4. The fourth lesson of Leslie's life is Find Something that You are Passionate about and Make a Difference. In 1997 I met Leslie for the first time at the National Bike Summit. We had been summoned by Congressman Jim Oberstar to get involved at the national level in making sure that bicycles were part of the national transportation budget. At that time cycling received less than $20 million in federal funding. Leslie was part of the industry group that got together and helped to make bicycles part of the Transportation Bill in 1997. We worked hard and won the battle, bicycle funding went from $20 million to over $200 million. We sat in the basement of a lousy Washington hotel feeling pretty good about ourselves. There were four of us and Leslie turned the celebration into a question. Where do we go from here? A debate took place and a decision was made to create Bikes Belong, an industry organization that had the mission of more people on bikes more often. Not only was Leslie a founding member of Bikes Belong, he actively (and I underline actively), served as a board member for the last 15 years. In that time federal funding for cycling increased to over $1.3 billion and more and more places across America are starting to look like Boulder, Colorado because Leslie was passionate about cycling and wanted to make a difference. 

Unbridled optimism, taking care of others, being open to ideas, and finding something that you are passionate about and make a difference are four of the characteristics that made Leslie the Legend that he was. On top of those four there really is one other. Leslie was just a good person to the core.

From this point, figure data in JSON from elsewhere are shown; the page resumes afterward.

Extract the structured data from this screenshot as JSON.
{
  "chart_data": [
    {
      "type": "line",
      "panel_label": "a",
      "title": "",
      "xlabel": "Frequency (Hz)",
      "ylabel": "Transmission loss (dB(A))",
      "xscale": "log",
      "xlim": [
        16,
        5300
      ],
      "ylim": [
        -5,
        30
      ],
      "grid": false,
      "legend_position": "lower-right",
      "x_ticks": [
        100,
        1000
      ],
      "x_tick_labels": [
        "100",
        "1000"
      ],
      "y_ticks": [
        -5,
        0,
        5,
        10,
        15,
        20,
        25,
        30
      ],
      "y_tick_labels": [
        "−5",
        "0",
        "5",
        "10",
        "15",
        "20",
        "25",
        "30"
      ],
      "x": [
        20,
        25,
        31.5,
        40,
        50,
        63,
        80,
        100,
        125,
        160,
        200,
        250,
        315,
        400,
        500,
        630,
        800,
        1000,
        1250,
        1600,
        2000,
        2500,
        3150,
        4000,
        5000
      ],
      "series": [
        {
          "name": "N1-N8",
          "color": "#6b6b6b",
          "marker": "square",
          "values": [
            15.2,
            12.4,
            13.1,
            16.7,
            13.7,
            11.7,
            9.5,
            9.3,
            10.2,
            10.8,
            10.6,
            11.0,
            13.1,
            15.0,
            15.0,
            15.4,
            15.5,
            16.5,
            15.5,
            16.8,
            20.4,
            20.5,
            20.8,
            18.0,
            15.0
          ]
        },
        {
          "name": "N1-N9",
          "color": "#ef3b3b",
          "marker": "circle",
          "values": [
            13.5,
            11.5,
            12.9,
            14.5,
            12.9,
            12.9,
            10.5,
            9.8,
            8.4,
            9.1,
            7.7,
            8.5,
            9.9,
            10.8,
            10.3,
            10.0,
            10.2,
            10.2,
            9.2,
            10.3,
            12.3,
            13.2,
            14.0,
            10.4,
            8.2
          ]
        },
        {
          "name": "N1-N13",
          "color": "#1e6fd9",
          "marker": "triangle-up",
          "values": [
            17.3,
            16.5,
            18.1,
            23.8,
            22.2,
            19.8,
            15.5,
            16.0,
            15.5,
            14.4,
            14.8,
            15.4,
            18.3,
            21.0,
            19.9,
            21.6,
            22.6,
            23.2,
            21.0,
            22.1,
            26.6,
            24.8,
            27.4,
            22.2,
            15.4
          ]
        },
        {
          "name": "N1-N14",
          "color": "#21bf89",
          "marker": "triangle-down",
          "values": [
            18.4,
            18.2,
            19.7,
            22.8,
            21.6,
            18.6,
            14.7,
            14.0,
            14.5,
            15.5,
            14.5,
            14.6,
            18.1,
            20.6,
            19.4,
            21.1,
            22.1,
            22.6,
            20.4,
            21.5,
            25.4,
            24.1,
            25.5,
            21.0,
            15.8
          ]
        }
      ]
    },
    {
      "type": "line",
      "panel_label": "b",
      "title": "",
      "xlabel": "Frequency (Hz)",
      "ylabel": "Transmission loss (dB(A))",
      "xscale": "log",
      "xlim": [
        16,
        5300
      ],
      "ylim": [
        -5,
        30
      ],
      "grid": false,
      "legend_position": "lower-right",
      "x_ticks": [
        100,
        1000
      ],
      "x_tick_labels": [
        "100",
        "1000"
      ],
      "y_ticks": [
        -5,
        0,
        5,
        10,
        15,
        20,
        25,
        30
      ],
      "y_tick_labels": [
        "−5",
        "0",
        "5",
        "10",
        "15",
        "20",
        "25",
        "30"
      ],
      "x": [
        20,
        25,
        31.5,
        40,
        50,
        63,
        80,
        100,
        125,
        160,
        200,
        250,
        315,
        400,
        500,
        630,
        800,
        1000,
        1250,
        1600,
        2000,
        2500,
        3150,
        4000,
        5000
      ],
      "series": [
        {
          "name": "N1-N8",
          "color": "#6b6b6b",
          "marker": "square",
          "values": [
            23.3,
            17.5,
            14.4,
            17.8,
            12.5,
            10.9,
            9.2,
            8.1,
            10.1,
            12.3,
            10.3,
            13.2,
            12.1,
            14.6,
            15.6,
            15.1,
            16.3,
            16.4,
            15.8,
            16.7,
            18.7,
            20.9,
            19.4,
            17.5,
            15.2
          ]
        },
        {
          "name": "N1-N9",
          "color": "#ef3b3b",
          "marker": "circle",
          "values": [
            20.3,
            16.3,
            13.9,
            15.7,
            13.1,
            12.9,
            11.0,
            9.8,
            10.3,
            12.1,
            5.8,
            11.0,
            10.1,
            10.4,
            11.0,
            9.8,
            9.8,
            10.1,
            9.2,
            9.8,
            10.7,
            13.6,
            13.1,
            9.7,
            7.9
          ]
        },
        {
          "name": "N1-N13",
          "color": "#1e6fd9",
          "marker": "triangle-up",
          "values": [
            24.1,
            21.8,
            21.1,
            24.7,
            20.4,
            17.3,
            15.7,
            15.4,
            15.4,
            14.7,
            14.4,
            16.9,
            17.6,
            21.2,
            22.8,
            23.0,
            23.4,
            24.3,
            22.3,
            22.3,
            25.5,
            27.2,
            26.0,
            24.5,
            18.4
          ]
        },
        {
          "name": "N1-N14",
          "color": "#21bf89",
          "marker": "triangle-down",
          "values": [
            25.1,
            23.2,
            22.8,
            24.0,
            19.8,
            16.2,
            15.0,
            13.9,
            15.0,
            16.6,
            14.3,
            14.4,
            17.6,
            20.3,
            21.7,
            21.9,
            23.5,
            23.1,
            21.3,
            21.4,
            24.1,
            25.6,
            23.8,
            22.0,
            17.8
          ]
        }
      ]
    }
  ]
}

While Leslie’s life was cut short at 59 years, history will show that Leslie packed 100 years into his 59. A few years back my father was in poor health and with his death imminent a friend told me something that will stay with me the rest of my life. She said, “John, his body will die, but his spirit will live on.” The same holds true for Leslie. While he his body died on August 20, 2012, Leslie’s spirit will live on and that spirit will be a guiding force for his wife, his two sons, the bicycle movement and the many others who had the privilege of knowing Leslie Bohm.